The Curious Incident of the Dog in the Night-time
June 1, 2009
Meet Christopher Boone.
He has autism, likes (and is very good at) mathematics, likes prime numbers only, and thinks that seeing four yellow cars in a row is bad.
This book is written by Mark Haddon, it’s great and I love it.
It is Haddon’s first book, published in 2003, and have won a lot of awards, such as the 2003 Whitbread Book of the Year and the 2004 Commonwealth Writers’ Prize for Best First Book.
The title is actually a quotation of a remark made by the fictional detective Sherlock Holmes in Arthur Conan Doyle’s 1894 short story “Silver Blaze”.
The story is narrated by Christopher John Francis Boone, a 15-year-old boy with autism, living in Swindon, Wiltshire, UK. The book starts with his discovery of the neighbour’s dog killed with a garden-fork. Mrs Shears found Christopher holding her dead poodle, Wellington, and starts screaming, then call the cops.
Christopher is living with his father, Ed, who tells him his mother (Judy) was killed by a heart attack two years earlier. Although his father objects, Christopher sets out to find out who killed Wellington.

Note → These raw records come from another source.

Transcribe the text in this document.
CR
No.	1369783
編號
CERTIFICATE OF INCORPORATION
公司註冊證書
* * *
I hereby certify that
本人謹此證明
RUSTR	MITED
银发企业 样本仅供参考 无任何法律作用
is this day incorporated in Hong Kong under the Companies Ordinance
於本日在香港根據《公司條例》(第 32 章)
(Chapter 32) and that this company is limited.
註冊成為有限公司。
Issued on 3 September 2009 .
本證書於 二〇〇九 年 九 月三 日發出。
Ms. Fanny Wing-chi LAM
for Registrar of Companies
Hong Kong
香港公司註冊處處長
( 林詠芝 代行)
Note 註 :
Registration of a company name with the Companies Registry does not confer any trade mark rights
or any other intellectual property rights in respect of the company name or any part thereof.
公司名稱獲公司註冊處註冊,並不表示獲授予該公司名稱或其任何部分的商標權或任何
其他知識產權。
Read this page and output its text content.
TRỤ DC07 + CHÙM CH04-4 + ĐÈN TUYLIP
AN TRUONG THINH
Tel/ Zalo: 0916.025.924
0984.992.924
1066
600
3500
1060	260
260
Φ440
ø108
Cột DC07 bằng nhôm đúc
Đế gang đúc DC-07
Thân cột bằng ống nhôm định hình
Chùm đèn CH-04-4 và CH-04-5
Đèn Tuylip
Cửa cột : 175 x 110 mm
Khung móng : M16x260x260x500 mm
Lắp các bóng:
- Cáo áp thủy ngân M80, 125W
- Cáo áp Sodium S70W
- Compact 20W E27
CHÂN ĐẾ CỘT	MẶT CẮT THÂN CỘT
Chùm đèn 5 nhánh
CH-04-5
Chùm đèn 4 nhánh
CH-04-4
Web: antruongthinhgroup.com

During his investigation, Christopher meets people whom he has never before encountered, even though they live on the same street. Eventually, Christopher finds out from Mrs. Alexander that his mother was engaged in an affair with Roger Shears, Mrs. Shears’s former husband. Ed discovers the book and confiscates it from Christopher, after a brief fight between them, though he later apologises. While searching for the confiscated book, Christopher uncovers a trove of letters which his mother wrote to him, dated after her supposed death, which his father has hidden.
Christopher, the book’s narrator, is gifted at and focused on mathematics: this is reflected by his inclusion of several famous puzzles of maths and logic. The book’s appendix is a reproduction of a question from Christopher’s A-level examination, with annotated answers.
Christopher likes only prime numbers, hence the book’s chapters are all numbered in prime numbers, ignoring composite numbers. So the first is Chapter 2, followed by 3, then 5, 7, 11, and so on, up to the last chapter, 233.